Let us suppose that N sampling units in the population are arranged in some systematic order and serially numbered from 1 to N and we want to draw a sample of size n from it such that N = nk k = N/n, where k is usually called the sample interval. Systematic sampling consists in selecting any unit at random from the first k units numbered from 1 to k and then selecting every kth unit in succession subsequently. Thus, if the first unit selected at random is ith unit, then the systematic sample of size n will consist of the units numbered I, i+k,i+2k, … , I + (n-1)k.The random number ‘i’ is called the random start and its value, in fact, determines the whole sample. As an example, let us suppose that we want to select 50 cows from a list of cows containing 2,000 identification numbers tags arranged systematically. Here n = 50 and N = 2,000

               

We select any number from 1 to 40 at random and the corresponding serial number cow is selected. Suppose the random number selected is 25 .Then, the systematic sample will consist of 50 cows in the list at identification number 25, 65, 105, ---, 1905, 1945, 1985.

15.4  Cluster Sampling

 When the population size is very large, the previously mentioned sampling methods lead to several difficulties. The sampling frame is not available and it is too expensive and time consuming to prepare it. The other difficulties are firstly the high cost and administrative difficulty of surveying widely scattered sampling units and secondly the elementary units may not be easily identifiable and locatable. In such cases cluster sampling is useful. In this case the total population is divided, depending upon on problem under study, into some recognizable sub-divisions which are termed as clusters. A specified number of clusters are selected at random, and the observation is made on all the units in the sampled clusters. We then observe, measure and interview each and every unit in the selected clusters. The clusters are called the primary units. Cluster sampling is also known as area sampling.  For example, cluster may be consisting of all households in a village and hence there are as many clusters as the number of villages in a district. It may be noted that the cluster is a heterogeneous sub-population whereas stratum is a homogeneous sub-population. Certain precautions should be taken while using cluster sampling which are given below:

·         Each elementary unit should belong to one and only one cluster.

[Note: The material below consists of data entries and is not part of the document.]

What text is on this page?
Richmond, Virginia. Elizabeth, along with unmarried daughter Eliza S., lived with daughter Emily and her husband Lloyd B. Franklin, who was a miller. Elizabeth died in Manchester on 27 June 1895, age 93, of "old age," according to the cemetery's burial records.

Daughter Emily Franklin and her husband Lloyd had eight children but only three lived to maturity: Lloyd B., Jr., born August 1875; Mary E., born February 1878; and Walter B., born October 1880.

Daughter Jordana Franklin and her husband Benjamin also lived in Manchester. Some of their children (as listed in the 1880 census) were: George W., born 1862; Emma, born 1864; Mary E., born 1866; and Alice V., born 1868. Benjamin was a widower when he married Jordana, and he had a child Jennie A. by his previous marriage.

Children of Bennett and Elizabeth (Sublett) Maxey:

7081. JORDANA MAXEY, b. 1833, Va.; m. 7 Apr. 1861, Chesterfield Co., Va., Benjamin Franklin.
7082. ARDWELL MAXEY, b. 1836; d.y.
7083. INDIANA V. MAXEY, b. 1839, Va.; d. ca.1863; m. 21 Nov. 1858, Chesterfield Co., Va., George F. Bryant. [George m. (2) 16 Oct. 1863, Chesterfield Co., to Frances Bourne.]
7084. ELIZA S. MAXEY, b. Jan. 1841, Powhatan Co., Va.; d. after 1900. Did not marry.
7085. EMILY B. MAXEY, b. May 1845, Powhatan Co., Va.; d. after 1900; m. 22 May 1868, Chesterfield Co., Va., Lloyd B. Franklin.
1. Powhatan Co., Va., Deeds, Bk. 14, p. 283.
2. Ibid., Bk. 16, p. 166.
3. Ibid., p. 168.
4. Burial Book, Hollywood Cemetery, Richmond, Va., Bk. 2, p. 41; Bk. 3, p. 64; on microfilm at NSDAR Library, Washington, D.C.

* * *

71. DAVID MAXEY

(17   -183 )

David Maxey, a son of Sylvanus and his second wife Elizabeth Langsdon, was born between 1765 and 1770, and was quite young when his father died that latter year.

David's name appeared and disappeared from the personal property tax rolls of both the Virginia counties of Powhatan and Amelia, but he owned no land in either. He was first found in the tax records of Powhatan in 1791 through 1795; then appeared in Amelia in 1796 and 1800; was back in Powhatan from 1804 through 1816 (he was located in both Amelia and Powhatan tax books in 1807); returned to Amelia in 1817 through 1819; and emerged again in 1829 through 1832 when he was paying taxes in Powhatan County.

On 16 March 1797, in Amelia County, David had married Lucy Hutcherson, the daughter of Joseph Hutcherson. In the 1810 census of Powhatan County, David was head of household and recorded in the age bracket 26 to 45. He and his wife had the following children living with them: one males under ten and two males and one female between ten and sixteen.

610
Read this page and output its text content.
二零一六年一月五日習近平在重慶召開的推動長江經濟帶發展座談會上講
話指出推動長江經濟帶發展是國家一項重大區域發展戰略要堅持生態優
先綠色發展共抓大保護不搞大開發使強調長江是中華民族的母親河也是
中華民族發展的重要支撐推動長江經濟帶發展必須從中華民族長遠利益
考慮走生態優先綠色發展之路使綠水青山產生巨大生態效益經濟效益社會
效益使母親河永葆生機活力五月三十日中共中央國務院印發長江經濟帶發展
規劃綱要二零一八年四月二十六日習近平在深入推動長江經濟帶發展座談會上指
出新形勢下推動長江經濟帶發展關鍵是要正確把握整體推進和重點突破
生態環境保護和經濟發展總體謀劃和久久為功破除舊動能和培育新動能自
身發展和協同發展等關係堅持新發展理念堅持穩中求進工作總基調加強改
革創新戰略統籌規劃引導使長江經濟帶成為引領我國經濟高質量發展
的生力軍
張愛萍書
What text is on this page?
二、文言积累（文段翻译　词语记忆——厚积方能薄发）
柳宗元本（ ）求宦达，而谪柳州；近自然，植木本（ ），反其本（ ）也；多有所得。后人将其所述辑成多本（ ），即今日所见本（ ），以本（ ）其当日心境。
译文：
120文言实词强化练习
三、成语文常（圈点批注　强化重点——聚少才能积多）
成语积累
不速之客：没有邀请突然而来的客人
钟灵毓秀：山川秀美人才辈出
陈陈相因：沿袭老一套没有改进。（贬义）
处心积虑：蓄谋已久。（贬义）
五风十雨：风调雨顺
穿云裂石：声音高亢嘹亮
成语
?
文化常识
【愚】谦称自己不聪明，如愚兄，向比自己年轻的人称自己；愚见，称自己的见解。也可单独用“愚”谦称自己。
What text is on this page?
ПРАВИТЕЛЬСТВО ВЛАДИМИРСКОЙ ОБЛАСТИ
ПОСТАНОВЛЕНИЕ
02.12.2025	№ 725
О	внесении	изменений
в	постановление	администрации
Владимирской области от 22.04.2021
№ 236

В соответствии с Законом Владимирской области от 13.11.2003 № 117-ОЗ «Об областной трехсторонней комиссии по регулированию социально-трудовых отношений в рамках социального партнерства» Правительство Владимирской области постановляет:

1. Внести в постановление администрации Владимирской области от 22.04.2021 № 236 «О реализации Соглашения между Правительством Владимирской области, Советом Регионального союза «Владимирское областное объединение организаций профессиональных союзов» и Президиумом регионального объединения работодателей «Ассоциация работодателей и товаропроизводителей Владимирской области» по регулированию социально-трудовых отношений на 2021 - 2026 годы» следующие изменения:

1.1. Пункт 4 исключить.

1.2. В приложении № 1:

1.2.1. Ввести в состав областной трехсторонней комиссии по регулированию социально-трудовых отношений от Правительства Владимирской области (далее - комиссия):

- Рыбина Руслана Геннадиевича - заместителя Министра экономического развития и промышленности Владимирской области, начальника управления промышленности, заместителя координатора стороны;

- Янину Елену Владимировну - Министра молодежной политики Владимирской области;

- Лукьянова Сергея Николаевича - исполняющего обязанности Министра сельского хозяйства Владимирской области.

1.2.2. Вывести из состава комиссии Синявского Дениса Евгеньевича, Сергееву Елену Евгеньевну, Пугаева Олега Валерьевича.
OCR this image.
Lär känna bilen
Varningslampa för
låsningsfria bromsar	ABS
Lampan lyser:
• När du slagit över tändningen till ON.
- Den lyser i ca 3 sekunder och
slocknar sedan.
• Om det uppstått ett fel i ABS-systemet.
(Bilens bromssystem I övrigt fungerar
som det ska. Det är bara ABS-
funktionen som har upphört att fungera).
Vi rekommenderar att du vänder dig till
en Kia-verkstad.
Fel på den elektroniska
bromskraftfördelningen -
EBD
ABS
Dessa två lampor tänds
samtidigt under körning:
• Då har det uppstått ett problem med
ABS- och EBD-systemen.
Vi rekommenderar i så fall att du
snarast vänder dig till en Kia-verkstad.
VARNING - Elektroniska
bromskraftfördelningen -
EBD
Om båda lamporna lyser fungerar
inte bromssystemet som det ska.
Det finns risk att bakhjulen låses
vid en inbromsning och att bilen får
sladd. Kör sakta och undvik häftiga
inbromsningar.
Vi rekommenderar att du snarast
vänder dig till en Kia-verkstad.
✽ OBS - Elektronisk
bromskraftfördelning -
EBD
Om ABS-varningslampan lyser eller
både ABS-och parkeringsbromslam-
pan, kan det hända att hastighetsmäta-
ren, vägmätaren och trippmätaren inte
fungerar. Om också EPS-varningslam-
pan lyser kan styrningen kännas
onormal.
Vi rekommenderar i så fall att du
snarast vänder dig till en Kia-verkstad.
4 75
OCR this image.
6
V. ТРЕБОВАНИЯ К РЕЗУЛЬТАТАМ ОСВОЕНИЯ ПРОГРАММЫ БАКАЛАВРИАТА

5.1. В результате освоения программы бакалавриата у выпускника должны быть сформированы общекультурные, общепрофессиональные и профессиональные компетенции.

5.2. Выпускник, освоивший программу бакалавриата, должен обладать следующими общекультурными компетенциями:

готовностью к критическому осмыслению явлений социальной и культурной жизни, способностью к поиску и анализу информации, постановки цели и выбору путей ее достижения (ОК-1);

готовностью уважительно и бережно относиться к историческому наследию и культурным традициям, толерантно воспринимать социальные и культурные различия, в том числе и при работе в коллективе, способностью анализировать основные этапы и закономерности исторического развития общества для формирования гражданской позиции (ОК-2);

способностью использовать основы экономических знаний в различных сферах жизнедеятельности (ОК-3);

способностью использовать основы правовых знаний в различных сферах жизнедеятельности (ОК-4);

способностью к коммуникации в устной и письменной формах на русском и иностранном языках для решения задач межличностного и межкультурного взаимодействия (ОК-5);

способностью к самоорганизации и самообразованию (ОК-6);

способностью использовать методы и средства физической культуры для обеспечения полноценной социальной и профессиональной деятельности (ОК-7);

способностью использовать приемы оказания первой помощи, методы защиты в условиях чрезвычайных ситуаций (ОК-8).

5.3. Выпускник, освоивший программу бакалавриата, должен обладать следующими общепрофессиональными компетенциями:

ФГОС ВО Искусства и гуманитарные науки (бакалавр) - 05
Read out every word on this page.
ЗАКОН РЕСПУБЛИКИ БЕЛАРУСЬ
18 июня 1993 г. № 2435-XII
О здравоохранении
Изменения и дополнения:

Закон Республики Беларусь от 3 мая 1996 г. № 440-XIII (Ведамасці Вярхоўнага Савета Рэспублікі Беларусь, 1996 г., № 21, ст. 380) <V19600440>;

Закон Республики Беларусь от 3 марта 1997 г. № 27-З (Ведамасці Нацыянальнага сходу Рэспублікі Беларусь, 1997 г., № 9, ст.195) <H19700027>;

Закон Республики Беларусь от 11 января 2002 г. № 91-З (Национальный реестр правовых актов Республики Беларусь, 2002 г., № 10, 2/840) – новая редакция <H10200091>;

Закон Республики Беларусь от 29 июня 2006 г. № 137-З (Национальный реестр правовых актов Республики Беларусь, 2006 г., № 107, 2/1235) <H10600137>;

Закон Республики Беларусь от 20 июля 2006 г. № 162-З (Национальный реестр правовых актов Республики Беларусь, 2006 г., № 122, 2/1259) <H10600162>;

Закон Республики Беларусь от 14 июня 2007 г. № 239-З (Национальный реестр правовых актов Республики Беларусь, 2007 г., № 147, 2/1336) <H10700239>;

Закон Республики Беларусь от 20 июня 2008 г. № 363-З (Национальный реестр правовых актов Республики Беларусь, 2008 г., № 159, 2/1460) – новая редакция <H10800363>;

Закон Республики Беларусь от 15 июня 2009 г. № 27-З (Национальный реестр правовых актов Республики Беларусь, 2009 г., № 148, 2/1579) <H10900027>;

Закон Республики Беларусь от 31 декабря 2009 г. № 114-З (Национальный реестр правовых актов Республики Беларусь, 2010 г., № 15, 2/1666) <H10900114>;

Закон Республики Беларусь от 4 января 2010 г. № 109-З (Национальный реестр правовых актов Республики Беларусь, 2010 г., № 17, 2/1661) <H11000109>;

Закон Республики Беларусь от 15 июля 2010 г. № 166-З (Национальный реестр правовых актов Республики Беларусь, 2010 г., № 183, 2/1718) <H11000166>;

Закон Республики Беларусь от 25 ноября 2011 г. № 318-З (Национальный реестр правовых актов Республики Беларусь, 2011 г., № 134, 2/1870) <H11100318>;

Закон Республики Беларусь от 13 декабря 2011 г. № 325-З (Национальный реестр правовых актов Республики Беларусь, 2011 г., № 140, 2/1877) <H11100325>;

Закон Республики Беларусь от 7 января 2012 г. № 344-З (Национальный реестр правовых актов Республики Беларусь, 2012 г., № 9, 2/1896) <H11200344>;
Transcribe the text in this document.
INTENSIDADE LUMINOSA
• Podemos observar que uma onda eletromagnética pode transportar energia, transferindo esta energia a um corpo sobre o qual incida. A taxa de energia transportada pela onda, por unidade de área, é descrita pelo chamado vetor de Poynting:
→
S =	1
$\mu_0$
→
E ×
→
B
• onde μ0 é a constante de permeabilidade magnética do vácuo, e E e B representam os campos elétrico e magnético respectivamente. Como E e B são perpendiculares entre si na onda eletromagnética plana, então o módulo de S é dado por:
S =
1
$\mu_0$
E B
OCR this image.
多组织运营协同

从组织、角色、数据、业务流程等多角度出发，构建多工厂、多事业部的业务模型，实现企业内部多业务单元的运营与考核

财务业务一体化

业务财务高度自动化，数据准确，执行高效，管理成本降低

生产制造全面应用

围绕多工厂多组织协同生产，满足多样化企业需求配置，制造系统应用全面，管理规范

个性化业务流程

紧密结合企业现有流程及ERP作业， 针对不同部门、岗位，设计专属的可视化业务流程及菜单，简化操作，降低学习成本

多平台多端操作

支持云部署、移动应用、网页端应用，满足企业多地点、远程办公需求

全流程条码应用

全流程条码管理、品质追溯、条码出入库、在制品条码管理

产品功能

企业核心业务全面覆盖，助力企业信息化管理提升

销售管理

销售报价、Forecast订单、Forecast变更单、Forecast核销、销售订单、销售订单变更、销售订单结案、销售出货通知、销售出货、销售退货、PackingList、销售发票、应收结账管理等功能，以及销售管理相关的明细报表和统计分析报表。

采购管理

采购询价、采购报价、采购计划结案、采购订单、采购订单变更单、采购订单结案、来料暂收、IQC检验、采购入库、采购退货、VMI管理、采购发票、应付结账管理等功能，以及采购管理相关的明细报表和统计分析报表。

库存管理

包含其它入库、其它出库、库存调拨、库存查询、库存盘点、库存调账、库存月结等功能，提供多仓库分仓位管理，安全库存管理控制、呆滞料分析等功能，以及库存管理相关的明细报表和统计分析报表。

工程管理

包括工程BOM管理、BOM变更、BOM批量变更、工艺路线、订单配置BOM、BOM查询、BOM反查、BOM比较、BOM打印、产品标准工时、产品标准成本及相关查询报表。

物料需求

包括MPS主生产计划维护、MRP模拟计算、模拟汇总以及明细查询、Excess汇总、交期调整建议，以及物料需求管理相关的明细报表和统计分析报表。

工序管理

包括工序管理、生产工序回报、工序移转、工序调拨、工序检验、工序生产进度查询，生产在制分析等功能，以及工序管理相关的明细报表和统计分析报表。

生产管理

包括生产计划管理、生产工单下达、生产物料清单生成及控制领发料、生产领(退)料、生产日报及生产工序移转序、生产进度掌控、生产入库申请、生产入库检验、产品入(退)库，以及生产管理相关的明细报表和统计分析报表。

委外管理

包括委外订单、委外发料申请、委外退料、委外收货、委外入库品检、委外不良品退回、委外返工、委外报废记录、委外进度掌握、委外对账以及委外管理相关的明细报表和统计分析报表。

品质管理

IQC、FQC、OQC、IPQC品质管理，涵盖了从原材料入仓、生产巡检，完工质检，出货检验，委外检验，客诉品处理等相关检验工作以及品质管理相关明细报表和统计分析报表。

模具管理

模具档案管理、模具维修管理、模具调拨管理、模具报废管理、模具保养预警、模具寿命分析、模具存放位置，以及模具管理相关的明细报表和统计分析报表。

·         The cluster constituting the population should include each and every elementary unit belonging to the population.

·         All clusters should be distinct, meaning thereby that there should neither be overlapping nor omission of units.

·         Clusters should be as small as possible consistent with the cost and limitations of the survey.

15.5  Multistage Sampling

Instead of enumerating all the sampling units in the selected clusters one can obtain better and more efficient estimators by resorting to sub sampling within the clusters. The technique is called two-stage sampling, clusters being termed as primary units and the units within the clusters as secondary units. The above technique may be generalised to what is called multistage sampling. As the name suggests, multistage sampling refers to a sampling technique which is carried out in various stages. Here the population is regarded as consisting of a number of primary units each of which is further composed of a number of secondary stages unit in which we are interested. For example, if we are interested in obtaining a sample of, say, n households from a particular state the first stage units may be districts and second stage units may be villages in the districts and third stage units will be households in the villages. Each stage thus results in a reduction of the sample size.

Multistage sampling consists in sampling first stage units by some suitable method of sampling. From among the selected first stage units, a sub-sample of secondary stage units is drawn by some suitable method of sampling which may be same or different from the method used in selecting first stage units. Further stages may be added to arrive at a sample of desired sampling units. Multistage sampling is more flexible as compared to other methods of sampling.